January 14, 2012

You are Fashion, but You are not Cancer


It is always important for women to feel that they are beautiful. More importantly than that, they should hear it. I know how good I feel when I have on a cute outfit or feel stylish. When going through a hard time, it is easy to loose oneself, especially if you feel you don't look your best. Fashion is a great way to be creative and express individuality, while boosting self-confidence. This article that Jackie wrote for me to feature on my blog is really inspiring and I am so glad I got the opportunity to share it with you all!

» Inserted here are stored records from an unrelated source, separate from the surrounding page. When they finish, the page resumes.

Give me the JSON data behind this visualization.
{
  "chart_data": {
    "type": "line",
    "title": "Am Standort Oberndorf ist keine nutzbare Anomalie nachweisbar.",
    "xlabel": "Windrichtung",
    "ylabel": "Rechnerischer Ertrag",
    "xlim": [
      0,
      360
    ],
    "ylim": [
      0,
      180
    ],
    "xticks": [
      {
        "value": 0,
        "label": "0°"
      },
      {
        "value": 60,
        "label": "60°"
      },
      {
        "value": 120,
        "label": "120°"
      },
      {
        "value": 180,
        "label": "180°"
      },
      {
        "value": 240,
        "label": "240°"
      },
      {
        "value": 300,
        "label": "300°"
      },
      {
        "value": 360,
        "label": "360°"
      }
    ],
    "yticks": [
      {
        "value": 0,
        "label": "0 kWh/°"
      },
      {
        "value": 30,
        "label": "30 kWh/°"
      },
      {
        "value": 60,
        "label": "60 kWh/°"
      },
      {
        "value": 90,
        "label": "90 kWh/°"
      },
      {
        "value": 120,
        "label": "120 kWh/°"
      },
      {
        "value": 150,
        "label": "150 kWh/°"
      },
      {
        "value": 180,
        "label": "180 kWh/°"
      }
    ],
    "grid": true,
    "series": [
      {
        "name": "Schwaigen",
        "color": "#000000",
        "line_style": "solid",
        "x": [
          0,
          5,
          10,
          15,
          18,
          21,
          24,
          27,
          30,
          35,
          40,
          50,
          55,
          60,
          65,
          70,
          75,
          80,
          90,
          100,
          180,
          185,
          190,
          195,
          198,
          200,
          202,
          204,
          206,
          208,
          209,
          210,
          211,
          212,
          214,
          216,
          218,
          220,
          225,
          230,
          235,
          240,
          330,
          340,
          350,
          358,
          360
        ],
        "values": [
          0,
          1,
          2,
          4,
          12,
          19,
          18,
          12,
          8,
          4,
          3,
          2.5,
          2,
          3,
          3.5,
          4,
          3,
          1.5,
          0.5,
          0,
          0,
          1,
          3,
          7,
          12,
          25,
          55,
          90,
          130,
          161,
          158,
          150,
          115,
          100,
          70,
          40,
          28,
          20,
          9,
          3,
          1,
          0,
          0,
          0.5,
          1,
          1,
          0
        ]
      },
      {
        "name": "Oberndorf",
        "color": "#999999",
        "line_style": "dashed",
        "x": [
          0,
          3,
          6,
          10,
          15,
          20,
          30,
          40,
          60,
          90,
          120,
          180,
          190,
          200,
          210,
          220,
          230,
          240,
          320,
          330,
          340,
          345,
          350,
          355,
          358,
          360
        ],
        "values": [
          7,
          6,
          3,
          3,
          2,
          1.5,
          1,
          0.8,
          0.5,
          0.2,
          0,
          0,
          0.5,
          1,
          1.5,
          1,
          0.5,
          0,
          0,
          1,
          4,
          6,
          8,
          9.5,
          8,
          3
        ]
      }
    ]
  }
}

You are Fashion, But You are Not Cancer

By: Jackie Clark 

Women with active cancer do not have to look in the mirror and feel unattractive. There is a temptation to do this because a woman with cancer uses so much of her mental and physical energy in battling her disease. But, again, she can still look attractive. Maybe this sounds superficial, but it isn't.  How a woman feels about herself is more than being able to attract the opposite sex or looking professional and well fitted at work. The way a woman feels about herself affects her health, as well. Of course, being a "fashion plate" is not a cure for cancer, but it is a pick-me-up, for sure. And as any woman undergoing cancer treatment knows, how she feels about herself affects her self-esteem and feelings of being in control. Cancer feels uncontrollable, as does so much of life in general. But any woman can control her overall "look." She can wear a color-coordinated ensemble and feel better about herself right off the bat. She doesn't have to spend her waking hours running around in a silly hat. She can put on a "Locks-of-Love" wig and look downright attractive. She can wear a sharp, navy blazer over a pair of blue jeans and a white shell. She can complement this outfit with a pair of thin, blue-and-white trouser socks and a pair of low-healed red pumps. She can top it off by tying a red scarf around her collar. Looks count -- especially for the woman with cancer. It is one of the only aspects of herself that she has more than a modicum of control over. Of course, when she is enduring the aftereffects of chemotherapy, she can look as raggedy as she feels. She is absolutely entitled to that. But afterwards, she can pull together her wardrobe and look like a million bucks. One of the more recently publicized cancers is mesothelioma. If a woman doesn't smoke, her chances of recovery are greater. She can stand tall and fight it. If she is a smoker, she can take back her power and greatly improve her prognosis by quitting smoking. A support group will help her considerably, and so will the medications her doctor may give her to help take away her cravings. Part of not surrendering to a serious illness like cancer is the conscious decision for a woman to remain who she is. She is not cancer. She is Adele or Amy or Marilyn or Joanne. She can get up in the morning and take a brisk shower, put on her make-up and fix her hair or put on her wig. Then she can put on a pretty dress, nylons and a pair of her favorite heels.


  1. This is very sweet. :) My grandma survived breast cancer but the effects of chemo took a toll on her self esteem, especially when she lost her beautiful hair. It's difficult to maintain control over your life when you feel so overwhelmed. Great post!